How do I know WEPs don’t truly believe in the Golden Rule? From life experience. I know what I’m talking about. All you have to do is listen carefully, however, and know what to listen for. Elizabeth Dias wrote a big piece in the Times last week trying to clear up the “contradiction” of WEPs standing by Trump “when he shut out Muslim refugees. When he separated children from their parents at the border. When he issued brash insults over social media. When he uttered falsehoods as if they were true. When he was impeached.” A source explains helpfully that there’s no contradiction at all.
“The years of the Obama presidency were confusing to her,” Dias wrote of her source. “She said she heard talk of giving freedoms to gay people and members of minority groups. But to her it felt like her freedoms were being taken away. And that she was turning into the minority.” The source: “I do not love Trump. I think Trump is good for America as a country. I think Trump is going to restore our freedoms, where we spent eight years, if not more, with our freedoms slowly being taken away under the guise of giving freedoms to all. Caucasian-Americans are becoming a minority. Rapidly.”

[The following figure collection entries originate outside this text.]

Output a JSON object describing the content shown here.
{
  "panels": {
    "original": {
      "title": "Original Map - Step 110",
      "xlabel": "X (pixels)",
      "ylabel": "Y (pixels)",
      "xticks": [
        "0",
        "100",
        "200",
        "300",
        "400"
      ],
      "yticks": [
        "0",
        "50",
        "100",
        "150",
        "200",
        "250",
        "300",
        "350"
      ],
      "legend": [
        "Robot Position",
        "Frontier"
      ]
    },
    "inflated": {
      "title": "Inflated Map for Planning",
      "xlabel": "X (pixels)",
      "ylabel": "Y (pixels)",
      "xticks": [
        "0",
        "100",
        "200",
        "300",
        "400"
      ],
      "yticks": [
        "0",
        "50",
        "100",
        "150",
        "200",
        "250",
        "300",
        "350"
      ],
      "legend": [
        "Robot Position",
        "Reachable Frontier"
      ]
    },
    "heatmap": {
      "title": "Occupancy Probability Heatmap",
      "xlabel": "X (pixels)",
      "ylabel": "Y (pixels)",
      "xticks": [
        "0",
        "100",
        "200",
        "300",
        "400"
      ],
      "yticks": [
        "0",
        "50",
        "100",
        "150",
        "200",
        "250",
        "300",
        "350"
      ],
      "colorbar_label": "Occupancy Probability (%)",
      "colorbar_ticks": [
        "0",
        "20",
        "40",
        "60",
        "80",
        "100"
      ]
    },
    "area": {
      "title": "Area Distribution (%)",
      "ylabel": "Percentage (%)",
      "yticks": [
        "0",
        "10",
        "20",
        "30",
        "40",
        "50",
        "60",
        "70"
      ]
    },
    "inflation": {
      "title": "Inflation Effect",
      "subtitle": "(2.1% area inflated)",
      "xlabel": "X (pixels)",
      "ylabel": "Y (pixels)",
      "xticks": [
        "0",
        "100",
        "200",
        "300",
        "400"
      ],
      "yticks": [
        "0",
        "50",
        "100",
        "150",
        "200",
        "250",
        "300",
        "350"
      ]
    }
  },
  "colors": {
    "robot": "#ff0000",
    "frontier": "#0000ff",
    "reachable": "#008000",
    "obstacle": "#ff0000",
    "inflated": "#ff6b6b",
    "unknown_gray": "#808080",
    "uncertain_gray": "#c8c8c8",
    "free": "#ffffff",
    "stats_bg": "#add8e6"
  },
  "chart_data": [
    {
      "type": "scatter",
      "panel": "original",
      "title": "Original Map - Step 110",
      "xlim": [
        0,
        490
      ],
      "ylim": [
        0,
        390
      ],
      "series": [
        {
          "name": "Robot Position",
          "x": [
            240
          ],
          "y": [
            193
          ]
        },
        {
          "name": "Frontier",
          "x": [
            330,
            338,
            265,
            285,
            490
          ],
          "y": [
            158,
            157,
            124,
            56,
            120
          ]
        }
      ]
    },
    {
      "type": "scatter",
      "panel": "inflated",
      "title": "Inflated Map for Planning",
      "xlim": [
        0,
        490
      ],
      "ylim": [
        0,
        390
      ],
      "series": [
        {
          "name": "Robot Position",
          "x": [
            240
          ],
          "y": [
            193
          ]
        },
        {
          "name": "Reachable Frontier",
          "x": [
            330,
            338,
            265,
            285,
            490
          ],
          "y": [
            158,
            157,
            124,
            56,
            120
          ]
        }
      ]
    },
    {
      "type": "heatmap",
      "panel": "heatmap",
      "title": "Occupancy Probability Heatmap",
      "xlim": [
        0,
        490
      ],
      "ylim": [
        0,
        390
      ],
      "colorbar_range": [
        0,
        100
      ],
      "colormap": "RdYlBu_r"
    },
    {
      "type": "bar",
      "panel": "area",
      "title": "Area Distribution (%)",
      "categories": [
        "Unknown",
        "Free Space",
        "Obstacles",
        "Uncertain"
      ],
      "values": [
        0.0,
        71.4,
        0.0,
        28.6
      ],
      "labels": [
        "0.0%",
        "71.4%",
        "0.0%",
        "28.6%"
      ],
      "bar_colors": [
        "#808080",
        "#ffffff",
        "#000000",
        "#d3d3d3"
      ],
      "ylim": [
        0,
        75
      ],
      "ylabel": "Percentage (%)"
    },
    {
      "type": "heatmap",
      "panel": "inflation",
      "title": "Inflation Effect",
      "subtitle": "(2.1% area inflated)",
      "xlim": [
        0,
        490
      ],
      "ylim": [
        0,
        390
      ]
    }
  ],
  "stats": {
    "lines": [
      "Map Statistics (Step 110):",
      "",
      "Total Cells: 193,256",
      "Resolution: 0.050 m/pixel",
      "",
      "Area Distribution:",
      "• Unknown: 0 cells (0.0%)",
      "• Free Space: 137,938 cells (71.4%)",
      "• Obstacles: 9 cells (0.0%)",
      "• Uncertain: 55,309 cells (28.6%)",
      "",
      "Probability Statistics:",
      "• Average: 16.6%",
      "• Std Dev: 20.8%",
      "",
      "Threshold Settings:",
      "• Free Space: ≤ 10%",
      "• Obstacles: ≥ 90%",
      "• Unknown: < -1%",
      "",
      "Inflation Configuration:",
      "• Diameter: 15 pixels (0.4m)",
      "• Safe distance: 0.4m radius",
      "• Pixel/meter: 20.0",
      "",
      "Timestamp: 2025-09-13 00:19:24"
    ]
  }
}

This makes no sense to outsiders. Freedom for “gay people and members of minority groups” is not taking anything away from anybody. This makes no sense, because outsiders do not generally accept a worldview in which power is ordered. First God, then man, then woman, then child. White over nonwhite. Heterosexual over LGBTQ. Christian over non-Christian. When you believe with your whole being that power is ordered according to God’s will, “giving freedoms to gay people and members of minority groups” is not political equality, as outsiders often see it. It’s knocking you out of the order of power. It’s taking something away. Equality is literally theft.
When political equality is theft, you cannot apply the Golden Rule universally and unconditionally. If you did, you’d be complicit in a crime. The Golden Rule demands white people share power with nonwhite people. It demands husbands share power with their wives. Neither can ever be done. A wife, according to the same source in Dias’ reporting, must “submit” to her husband in accordance with God’s law. If she does not, she’s trying “to rule over him.” Same for whites and nonwhites. If white people are not at the top of the order, they are being ruled over. This is why Dias’ source says that, “Caucasian-Americans are becoming a minority. Rapidly.” The more for “them,” the less for “us.” They believe Trump prevents that from happening.
They believe Trump is “restoring their freedom.” Utter nonsense. What they’re really saying is that the president will prevent people lower down the order of power from achieving more freedom and equality, “violating” their “freedom.” He must do that by any means, even if he confiscates kids from their mothers, bans a world religion, or commits treason. None of that matters as much as maintaining the supremacy of a religious identity built on sand. And make no mistake: this is a religious identity. These are very real anti-democratic Christians hostile to critical thinking, modernity, pluralism, and all forms of equality. “It’s almost like it is a reverse intolerance,” a WEP source told Dias. “If you have somebody that’s maybe on the liberal side, they say that we are intolerant of them. But it is inverse intolerant if we can’t live out our faith.”
If WEPs believed in the Golden Rule, they’d never tolerate other people’s pain. They do tolerate it, however. Indeed, they like it. It feels good to see the president “restoring their freedom.” When WEPs say they want to “live out our faith,” what they mean is that sadism is and should be a natural consequence of the natural order of things in which God’s people are chosen to rule in God’s name. “Evangelicals did not support Mr. Trump in spite of who he is,” Dias wrote. “They supported him because of who he is, and because of who they are.”
That’s correct, but take that to its logical conclusion. His enemies are their enemies. His pleasures, their pleasures. Their bond is far from a contradiction. It’s an alignment of political interests in which sadism is the point.